Percy and Daley are being cared for at the Turtle Hospital in Marathon, where they received the second of two treatments on Jan. 20 as the result of an effort spearheaded by Kyle Donnelly, D.V.M., a second-year zoological medicine resident at the UF College of Veterinary Medicine. Donnelly conceived of the project over a year ago and organized the collaborations needed to bring it to fruition.
“The results we are seeing seem promising so far,” Donnelly said.
In electrochemotherapy, a machine is used to deliver an electrical pulse, opening cells within a tumor and allowing for the injection of chemotherapy drugs directly into the tumor site.
Among those who contributed their expertise to the project were Joseph Impellizeri, D.V.M., a veterinary oncology specialist in private practice in New York with significant experience in electrochemotherapy in other species, and Anna Szivek, D.V.M., an assistant clinical professor and veterinary oncology specialist at UF.
Treating fibropapillomatosis in sea turtles is “very frustrating,” Donnelly said, adding that electrochemotherapy, which has been used occasionally in other species but never previously in sea turtles in the U.S., is a potentially positive alternative.
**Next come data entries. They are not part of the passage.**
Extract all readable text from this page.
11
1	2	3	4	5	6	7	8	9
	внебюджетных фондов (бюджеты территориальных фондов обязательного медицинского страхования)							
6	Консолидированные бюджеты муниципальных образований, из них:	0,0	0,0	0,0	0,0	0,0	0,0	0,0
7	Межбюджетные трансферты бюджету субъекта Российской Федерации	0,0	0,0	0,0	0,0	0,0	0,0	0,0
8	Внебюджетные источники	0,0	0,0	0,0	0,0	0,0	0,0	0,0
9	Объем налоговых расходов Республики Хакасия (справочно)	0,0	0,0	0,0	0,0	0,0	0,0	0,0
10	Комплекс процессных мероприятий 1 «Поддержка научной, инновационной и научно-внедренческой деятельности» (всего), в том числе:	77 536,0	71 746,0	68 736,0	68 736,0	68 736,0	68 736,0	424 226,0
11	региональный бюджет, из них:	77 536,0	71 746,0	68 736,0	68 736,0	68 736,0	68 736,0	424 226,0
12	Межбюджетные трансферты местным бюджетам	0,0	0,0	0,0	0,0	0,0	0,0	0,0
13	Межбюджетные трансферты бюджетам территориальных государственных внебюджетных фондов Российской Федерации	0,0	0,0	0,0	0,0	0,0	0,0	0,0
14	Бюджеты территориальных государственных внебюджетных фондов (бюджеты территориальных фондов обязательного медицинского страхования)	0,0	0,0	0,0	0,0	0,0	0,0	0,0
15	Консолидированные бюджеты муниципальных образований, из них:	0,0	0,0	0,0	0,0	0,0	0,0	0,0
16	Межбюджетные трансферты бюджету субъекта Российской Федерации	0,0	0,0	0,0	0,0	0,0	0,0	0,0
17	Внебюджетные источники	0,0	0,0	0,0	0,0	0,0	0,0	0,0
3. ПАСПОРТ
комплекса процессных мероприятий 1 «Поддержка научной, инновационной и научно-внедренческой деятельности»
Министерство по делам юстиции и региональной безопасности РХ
“Surgery is the treatment of choice for these tumors, but that can be challenging,” Donnelly said. “When you remove all of that tissue, there remains a wound that sometimes can’t be closed and creates other challenges to manage. Electrochemotherapy is less invasive, as it allows the tumor to be killed from within without damage to the nearby tissue.”
Szivek, who traveled to the Keys with Donnelly to perform the Jan. 20 treatment on Percy and Daley, noted, “After the drug injection, the tumor initially shrinks and then falls off.”
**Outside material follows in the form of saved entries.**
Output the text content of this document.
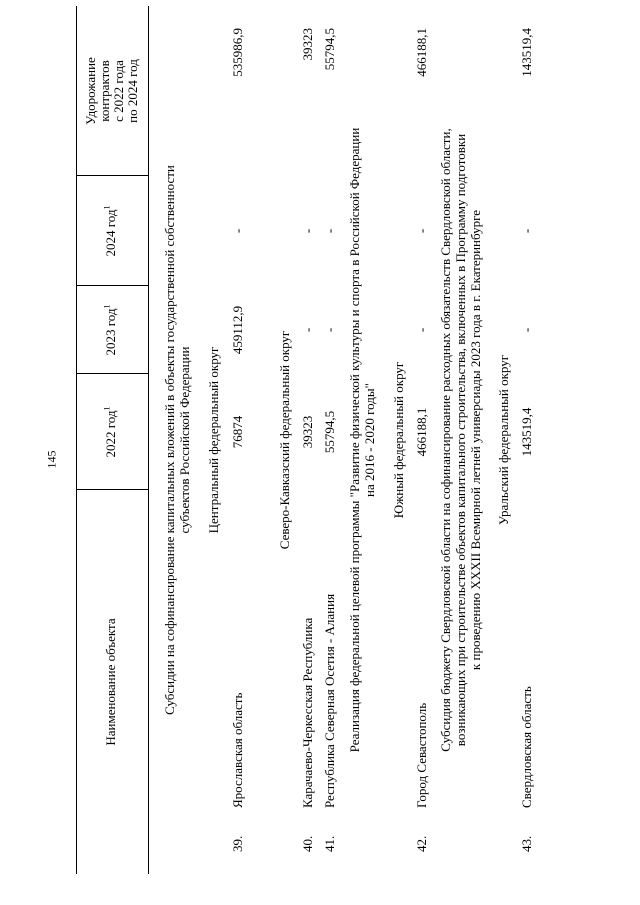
145
Наименование объекта
2022 год$^1$
2023 год$^1$
2024 год$^1$
Удорожание контрактов с 2022 года по 2024 год
Субсидии на софинансирование капитальных вложений в объекты государственной собственности субъектов Российской Федерации Центральный федеральный округ
39.
Ярославская область
76874
459112,9
-
535986,9
Северо-Кавказский федеральный округ
40.
Карачаево-Черкесская Республика
39323
-
-
39323
41.
Республика Северная Осетия - Алания
55794,5
-
-
55794,5
Реализация федеральной целевой программы "Развитие физической культуры и спорта в Российской Федерации на 2016 - 2020 годы" Южный федеральный округ
42.
Город Севастополь
466188,1
-
-
466188,1
Субсидия бюджету Свердловской области на софинансирование расходных обязательств Свердловской области, возникающих при строительстве объектов капитального строительства, включенных в Программу подготовки к проведению XXXII Всемирной летней универсиады 2023 года в г. Екатеринбурге Уральский федеральный округ
43.
Свердловская область
143519,4
-
-
143519,4
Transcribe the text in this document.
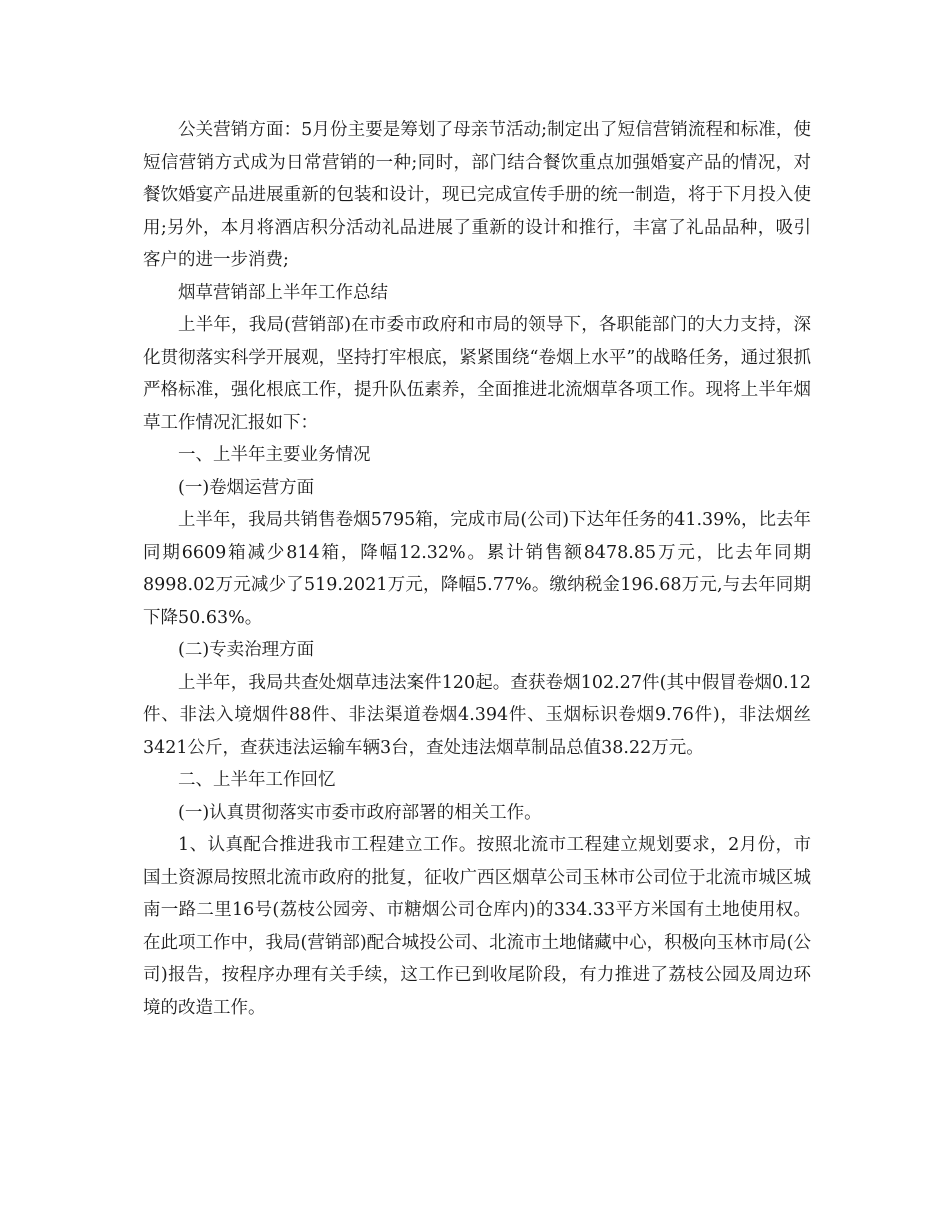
公关营销方面：5月份主要是筹划了母亲节活动;制定出了短信营销流程和标准，使短信营销方式成为日常营销的一种;同时，部门结合餐饮重点加强婚宴产品的情况，对餐饮婚宴产品进展重新的包装和设计，现已完成宣传手册的统一制造，将于下月投入使用;另外，本月将酒店积分活动礼品进展了重新的设计和推行，丰富了礼品品种，吸引客户的进一步消费;

烟草营销部上半年工作总结

上半年，我局(营销部)在市委市政府和市局的领导下，各职能部门的大力支持，深化贯彻落实科学开展观，坚持打牢根底，紧紧围绕“卷烟上水平”的战略任务，通过狠抓严格标准，强化根底工作，提升队伍素养，全面推进北流烟草各项工作。现将上半年烟草工作情况汇报如下：

一、上半年主要业务情况

(一)卷烟运营方面

上半年，我局共销售卷烟5795箱，完成市局(公司)下达年任务的41.39%，比去年同期6609箱减少814箱，降幅12.32%。累计销售额8478.85万元，比去年同期8998.02万元减少了519.2021万元，降幅5.77%。缴纳税金196.68万元,与去年同期下降50.63%。

(二)专卖治理方面

上半年，我局共查处烟草违法案件120起。查获卷烟102.27件(其中假冒卷烟0.12件、非法入境烟件88件、非法渠道卷烟4.394件、玉烟标识卷烟9.76件)，非法烟丝3421公斤，查获违法运输车辆3台，查处违法烟草制品总值38.22万元。

二、上半年工作回忆

(一)认真贯彻落实市委市政府部署的相关工作。

1、认真配合推进我市工程建立工作。按照北流市工程建立规划要求，2月份，市国土资源局按照北流市政府的批复，征收广西区烟草公司玉林市公司位于北流市城区城南一路二里16号(荔枝公园旁、市糖烟公司仓库内)的334.33平方米国有土地使用权。在此项工作中，我局(营销部)配合城投公司、北流市土地储藏中心，积极向玉林市局(公司)报告，按程序办理有关手续，这工作已到收尾阶段，有力推进了荔枝公园及周边环境的改造工作。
One tumor on each turtle was treated as part of the pilot study.
Impellizeri performed the first treatment with Donnelly in December using equipment he owns. The UF team arranged for Szivek to assist with the second treatment and borrowed another electrochemotherapy machine to complete the treatment protocol.
“One of the reasons we wanted to partner with Dr. Impellizeri was his experience and the fact that he owns this machine, which he agreed to allow us to use,” Donnelly said.
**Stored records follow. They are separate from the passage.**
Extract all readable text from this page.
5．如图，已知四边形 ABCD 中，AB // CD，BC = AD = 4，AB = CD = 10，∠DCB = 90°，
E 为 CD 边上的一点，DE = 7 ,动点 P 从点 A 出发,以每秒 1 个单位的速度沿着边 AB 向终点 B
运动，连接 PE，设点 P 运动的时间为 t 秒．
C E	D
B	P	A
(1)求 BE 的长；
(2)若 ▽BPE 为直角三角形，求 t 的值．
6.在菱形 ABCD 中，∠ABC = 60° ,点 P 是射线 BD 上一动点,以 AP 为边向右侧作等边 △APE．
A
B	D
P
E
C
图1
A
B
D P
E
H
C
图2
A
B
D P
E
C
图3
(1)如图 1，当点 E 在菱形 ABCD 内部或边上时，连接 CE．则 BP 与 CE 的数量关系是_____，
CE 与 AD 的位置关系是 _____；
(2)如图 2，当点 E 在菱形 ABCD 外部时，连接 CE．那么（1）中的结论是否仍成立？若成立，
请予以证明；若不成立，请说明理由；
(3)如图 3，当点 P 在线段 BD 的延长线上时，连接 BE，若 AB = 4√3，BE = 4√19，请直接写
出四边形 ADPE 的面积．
The UF veterinarians said they hope the college eventually will be able to purchase the equipment needed to be able to offer the therapy to different species as an alternative to surgery in certain cases.
Donnelly said she felt the project, which she began “for fun” soon after starting her residency, would be a good way to highlight the strengths of UF’s zoological medicine and aquatic animal health programs in a way that would specifically benefit sea turtles.
“Our team at UF brought the pieces together for the permits we needed, and the Turtle Hospital provided the funding,” Donnelly said, adding that she was especially grateful to her mentor, Nicole Stacy, D.V.M., a clinical pathologist associated with UF’s aquatic animal health program.
Others who have contributed to the project include Terry Norton, D.V.M., of the Georgia Sea Turtle Center; Brooke Burkhalter, D.V.M., who is associated with the Sea Turtle Hospital at UF’s Whitney Laboratory for Marine Bioscience; and members of the UF veterinary medical pharmacy team, Donnelly said.
“Treating these turtles was only possible because of all the awesome collaboration I’ve been lucky to get,” she said. “Everyone wants to save the sea turtles.”